[A Popular History of France From The Earliest Times by Francois Pierre Guillaume Guizot]@TWC D-Link bookA Popular History of France From The Earliest Times CHAPTER XLIII 60/90
Six months later, at the end of July, the insurrection in Guienne was becoming extinguished by a series of private conventions; the king's armies were entering Bordeaux; the revolted princes received their pardon, waiting, meanwhile, for the Prince of Conti to marry, as he did next year, Mdlle.
Martinozzi, one of Mazarin's nieces; Madame de Longueville retired to Moulin's into the convent where her aunt, Madame de Montmorency, had for the last twenty years been mourning for her husband; Conde was the only rebel left, more dangerous, for France, than all the hostile armies he commanded.

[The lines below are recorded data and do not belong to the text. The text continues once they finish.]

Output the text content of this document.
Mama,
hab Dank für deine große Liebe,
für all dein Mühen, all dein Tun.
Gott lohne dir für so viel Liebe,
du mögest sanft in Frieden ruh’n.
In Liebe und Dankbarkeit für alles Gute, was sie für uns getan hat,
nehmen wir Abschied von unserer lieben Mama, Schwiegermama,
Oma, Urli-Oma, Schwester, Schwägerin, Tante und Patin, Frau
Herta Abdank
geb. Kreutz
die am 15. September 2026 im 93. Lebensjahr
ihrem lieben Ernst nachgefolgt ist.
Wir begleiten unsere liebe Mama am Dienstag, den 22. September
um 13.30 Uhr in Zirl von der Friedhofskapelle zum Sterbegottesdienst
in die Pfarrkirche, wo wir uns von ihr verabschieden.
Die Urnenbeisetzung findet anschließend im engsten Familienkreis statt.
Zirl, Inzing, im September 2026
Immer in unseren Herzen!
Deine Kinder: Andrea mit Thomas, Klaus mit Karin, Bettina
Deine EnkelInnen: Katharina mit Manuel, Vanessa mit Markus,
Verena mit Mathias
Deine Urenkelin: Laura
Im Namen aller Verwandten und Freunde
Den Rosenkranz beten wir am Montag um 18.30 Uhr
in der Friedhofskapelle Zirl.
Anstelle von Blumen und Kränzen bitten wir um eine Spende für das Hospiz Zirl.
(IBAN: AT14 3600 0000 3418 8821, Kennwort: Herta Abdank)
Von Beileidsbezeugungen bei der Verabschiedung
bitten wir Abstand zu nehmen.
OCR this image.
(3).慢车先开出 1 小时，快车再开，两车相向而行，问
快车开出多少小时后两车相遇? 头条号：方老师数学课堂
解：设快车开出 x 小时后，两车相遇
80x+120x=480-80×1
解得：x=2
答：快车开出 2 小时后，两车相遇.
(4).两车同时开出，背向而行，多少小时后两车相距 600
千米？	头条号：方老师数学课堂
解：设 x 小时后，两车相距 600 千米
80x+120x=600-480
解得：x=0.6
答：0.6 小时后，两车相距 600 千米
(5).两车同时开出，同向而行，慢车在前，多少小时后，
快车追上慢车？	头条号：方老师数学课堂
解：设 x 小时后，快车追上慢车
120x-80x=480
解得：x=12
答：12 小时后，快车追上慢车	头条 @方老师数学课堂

Cardinal Mazarin was henceforth all-powerful; whatever may have been the nature of the ties which united him to the queen, he had proved their fidelity and strength too fully to always avoid the temptation of adopting the tone of a master; the young king's confidence in his minister, who had brought him up, equalled that of his mother; the merits as well as the faults of Mazarin were accordingly free to crop out: he was neither vindictive nor cruel towards even his most inveterate enemies, whom he could not manage, as Richelieu did, to confound with those of the state; the excesses of the factions had sufficed to destroy them.
"Time is an able fellow," the cardinal would frequently say; if people often complained of being badly compensated for their services, Mazarin could excuse himself on the ground of the deplorable, condition of the finances.
He nevertheless feathered his own nest inordinately, taking care, however, not to rob the people, it was said.